Au Bénin comme ailleurs, les performances en matière de bancarisation sont apparues relativement faibles au cours de l’année 2018. L’innovation et l’introduction du numérique dans la conception et la commercialisation des offres de ces institutions, réputées plus proches des populations, surtout en zone rurale, contribueront à renforcer davantage l’utilisation des services de la microfinance. Car, les chiffres cachent un certain décalage avec la réalité, en ce sens que plusieurs comptes sont détenus par une et même personne, dans une ou plusieurs institutions financières. Un problème de « multibancarité » qu’entend résoudre la Banque centrale à travers la mise en place d’un système d’identification unique des usagers des services financiers, dans le cadre de la mise en œuvre de la stratégie régionale d’inclusion financière de l’Uemoa. Cet outil devrait favoriser un meilleur ciblage des utilisateurs et améliorer le suivi de la situation de l’inclusion financière.

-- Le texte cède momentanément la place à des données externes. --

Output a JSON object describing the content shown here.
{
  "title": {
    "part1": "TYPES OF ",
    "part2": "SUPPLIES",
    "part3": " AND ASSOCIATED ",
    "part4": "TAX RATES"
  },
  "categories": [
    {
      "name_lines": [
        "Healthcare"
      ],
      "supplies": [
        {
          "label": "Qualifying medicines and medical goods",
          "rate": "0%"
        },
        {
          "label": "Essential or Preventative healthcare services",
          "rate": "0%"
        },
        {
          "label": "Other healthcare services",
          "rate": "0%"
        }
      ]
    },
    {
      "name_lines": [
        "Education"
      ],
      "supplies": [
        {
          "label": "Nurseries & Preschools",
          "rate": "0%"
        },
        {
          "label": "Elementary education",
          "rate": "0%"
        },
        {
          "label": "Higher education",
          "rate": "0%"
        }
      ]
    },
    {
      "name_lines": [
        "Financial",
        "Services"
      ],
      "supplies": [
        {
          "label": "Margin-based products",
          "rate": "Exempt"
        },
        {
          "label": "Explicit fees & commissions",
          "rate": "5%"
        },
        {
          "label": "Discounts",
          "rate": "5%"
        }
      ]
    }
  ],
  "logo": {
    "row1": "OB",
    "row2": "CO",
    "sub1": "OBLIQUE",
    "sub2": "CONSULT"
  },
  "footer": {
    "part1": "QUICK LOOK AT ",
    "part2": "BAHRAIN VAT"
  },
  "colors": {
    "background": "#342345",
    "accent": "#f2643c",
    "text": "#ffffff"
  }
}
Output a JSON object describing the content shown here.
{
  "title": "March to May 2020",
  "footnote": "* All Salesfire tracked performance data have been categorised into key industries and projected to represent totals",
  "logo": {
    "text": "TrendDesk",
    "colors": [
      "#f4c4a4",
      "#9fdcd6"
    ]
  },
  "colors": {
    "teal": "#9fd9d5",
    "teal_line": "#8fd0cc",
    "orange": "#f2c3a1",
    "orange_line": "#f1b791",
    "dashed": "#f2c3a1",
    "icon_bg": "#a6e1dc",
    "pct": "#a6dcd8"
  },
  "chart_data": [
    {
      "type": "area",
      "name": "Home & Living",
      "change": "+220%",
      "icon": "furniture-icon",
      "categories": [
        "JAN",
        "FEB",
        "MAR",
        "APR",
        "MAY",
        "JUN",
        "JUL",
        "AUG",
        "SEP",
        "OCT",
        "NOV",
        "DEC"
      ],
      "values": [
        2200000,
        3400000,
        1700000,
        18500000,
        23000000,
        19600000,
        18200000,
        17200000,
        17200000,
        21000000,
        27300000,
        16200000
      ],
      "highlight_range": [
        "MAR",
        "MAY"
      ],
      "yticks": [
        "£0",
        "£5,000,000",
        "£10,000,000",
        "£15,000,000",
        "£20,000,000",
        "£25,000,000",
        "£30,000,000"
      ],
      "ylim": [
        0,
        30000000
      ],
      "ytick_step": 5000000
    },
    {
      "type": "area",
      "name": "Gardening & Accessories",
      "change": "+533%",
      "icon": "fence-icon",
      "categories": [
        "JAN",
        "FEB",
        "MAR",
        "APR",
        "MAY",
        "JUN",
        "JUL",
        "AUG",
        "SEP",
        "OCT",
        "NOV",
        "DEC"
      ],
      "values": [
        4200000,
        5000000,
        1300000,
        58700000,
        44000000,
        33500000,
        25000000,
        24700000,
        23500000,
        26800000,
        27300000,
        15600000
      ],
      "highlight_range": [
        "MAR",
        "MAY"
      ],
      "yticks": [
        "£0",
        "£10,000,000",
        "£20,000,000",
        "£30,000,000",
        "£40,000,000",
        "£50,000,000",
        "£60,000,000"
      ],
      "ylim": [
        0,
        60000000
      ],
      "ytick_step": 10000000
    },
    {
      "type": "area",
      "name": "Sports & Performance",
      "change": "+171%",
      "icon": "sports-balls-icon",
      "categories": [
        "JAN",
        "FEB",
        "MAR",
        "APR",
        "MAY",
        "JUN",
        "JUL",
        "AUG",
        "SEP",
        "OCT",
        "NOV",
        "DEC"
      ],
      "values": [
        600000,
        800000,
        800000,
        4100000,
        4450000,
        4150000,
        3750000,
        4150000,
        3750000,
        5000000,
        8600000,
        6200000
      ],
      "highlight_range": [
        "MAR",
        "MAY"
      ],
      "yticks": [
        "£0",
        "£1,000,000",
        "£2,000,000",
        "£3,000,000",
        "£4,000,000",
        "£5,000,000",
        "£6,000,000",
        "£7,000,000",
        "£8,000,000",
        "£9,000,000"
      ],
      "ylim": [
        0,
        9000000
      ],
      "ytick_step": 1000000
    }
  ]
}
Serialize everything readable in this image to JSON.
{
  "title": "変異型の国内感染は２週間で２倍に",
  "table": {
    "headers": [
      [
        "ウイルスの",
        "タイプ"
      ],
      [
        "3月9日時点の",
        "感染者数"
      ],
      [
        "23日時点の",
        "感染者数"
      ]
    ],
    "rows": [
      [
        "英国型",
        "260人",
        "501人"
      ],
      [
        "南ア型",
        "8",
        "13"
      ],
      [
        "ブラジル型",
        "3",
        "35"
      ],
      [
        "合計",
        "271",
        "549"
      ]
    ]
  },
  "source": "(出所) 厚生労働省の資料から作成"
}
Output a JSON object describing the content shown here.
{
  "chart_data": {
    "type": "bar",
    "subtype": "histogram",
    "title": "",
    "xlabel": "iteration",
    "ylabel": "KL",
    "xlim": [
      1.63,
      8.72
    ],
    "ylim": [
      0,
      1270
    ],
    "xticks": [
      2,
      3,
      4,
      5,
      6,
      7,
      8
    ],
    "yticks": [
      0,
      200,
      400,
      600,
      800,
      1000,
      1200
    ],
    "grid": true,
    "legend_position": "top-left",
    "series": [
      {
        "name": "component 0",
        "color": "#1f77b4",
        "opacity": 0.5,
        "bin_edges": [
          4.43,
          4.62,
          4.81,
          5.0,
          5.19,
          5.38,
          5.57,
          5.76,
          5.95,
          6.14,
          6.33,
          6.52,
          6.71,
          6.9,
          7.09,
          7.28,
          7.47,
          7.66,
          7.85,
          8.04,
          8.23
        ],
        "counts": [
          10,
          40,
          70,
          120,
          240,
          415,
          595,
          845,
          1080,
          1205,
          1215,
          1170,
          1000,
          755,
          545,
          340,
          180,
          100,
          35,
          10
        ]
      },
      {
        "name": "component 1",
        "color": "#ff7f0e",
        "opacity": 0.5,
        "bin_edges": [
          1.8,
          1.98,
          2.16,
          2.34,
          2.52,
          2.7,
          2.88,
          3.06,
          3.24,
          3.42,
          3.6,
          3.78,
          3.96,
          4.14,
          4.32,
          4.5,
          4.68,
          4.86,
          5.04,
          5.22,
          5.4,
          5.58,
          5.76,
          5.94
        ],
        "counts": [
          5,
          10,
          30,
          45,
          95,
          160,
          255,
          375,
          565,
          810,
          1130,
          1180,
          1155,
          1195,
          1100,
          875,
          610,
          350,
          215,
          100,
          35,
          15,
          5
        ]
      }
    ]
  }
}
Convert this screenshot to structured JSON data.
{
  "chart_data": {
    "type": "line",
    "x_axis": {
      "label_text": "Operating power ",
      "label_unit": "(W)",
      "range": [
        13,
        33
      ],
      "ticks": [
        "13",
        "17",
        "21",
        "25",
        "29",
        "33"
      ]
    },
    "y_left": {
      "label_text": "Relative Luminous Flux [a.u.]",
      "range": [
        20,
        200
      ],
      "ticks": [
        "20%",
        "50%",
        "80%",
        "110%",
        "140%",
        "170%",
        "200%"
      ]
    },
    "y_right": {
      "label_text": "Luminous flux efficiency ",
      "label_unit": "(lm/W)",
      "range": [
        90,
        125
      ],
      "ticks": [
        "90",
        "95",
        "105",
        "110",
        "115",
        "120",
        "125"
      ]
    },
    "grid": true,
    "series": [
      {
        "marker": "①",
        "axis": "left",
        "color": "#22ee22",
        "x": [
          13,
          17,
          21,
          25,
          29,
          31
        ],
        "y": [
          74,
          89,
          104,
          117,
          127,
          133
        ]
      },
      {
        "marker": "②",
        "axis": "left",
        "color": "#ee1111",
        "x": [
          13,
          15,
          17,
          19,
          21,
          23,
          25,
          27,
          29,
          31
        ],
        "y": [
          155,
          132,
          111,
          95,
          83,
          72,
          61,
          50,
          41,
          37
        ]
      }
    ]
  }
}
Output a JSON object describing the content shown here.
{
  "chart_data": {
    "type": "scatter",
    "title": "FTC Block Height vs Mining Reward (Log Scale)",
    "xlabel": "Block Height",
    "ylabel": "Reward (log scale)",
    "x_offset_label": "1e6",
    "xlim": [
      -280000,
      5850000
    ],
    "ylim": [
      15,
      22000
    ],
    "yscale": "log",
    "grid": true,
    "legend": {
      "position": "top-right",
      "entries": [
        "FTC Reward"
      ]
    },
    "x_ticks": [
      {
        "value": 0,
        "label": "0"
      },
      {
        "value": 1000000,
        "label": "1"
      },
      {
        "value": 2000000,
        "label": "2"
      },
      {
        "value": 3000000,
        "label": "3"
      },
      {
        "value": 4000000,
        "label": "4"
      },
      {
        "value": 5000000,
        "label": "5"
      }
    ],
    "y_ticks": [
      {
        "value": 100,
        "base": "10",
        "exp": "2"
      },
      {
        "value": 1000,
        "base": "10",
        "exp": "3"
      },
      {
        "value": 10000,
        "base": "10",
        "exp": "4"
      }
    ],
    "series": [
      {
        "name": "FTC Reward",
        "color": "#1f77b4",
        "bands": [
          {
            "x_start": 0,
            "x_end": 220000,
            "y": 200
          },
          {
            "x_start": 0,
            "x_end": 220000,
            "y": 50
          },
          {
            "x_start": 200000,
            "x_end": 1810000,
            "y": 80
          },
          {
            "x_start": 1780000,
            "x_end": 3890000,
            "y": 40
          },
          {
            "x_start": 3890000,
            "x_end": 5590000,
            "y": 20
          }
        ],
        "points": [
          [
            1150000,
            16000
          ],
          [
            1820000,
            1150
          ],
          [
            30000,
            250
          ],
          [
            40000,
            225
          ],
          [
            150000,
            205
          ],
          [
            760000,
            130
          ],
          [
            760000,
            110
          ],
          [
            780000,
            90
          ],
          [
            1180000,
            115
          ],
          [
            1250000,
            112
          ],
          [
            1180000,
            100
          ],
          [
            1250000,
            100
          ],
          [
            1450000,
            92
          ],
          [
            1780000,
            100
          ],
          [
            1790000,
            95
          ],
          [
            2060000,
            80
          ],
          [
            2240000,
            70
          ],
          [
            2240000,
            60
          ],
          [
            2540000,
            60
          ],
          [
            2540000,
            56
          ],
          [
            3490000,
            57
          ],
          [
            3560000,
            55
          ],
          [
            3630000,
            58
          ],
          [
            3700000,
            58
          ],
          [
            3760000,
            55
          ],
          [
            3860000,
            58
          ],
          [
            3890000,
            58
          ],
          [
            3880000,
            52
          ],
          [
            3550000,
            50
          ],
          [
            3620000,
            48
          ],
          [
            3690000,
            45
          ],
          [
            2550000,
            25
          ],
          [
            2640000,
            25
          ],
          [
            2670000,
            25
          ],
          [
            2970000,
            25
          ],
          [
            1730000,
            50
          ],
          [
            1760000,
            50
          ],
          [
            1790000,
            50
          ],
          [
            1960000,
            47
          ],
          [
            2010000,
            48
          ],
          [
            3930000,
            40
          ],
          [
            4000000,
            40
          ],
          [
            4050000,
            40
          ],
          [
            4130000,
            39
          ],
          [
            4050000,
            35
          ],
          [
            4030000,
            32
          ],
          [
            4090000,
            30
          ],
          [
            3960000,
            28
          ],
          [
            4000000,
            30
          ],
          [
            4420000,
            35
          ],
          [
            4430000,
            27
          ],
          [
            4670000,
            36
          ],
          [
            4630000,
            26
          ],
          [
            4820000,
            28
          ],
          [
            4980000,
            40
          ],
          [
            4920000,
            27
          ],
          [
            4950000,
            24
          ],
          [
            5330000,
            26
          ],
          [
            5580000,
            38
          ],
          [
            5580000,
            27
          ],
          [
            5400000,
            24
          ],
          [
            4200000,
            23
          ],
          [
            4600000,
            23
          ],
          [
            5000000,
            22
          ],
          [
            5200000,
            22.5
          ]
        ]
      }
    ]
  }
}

Les performances en termes de répartition géographique des points des services financiers pourraient être également améliorées avec la géolocalisation des points de services appuyée par une stratégie de développement. A ce propos, la Bceao envisage un système qui permettra de réduire l’asymétrie d’information sur la disponibilité des services financiers et d’assurer un maillage exhaustif de la zone Uemoa.
Pour l’assainissement et le renforcement du secteur de la microfinance qui constitue un des vecteurs de l’inclusion financière dans l’Union, les efforts devront être poursuivis en termes de digitalisation des paiements des administrations financières. Cela contribuera à la modernisation des circuits de paiement et à la numérisation des services des administrations publiques (pensions de retraite, programmes d’aide sociale, paiement des obligations fiscales et sociales). Une étude est en cours, en collaboration avec la Banque mondiale, pour aboutir à l’élaboration d’un rapport sur la digitalisation des paiements des Etats de l’Union et d’un guide de bonnes pratiques.
Par ailleurs, la révision de la loi portant réglementation des systèmes financiers décentralisés et de celle portant réglementation bancaire dans l’Union monétaire ouest-africaine (Umoa) est envisagée dans le but de consolider les acquis du secteur de la microfinance dans l’Union et de maîtriser les risques d’une part, et de finaliser les réformes réglementaires et opérationnelles mises en œuvre par la Banque centrale depuis 2010 d’autre part.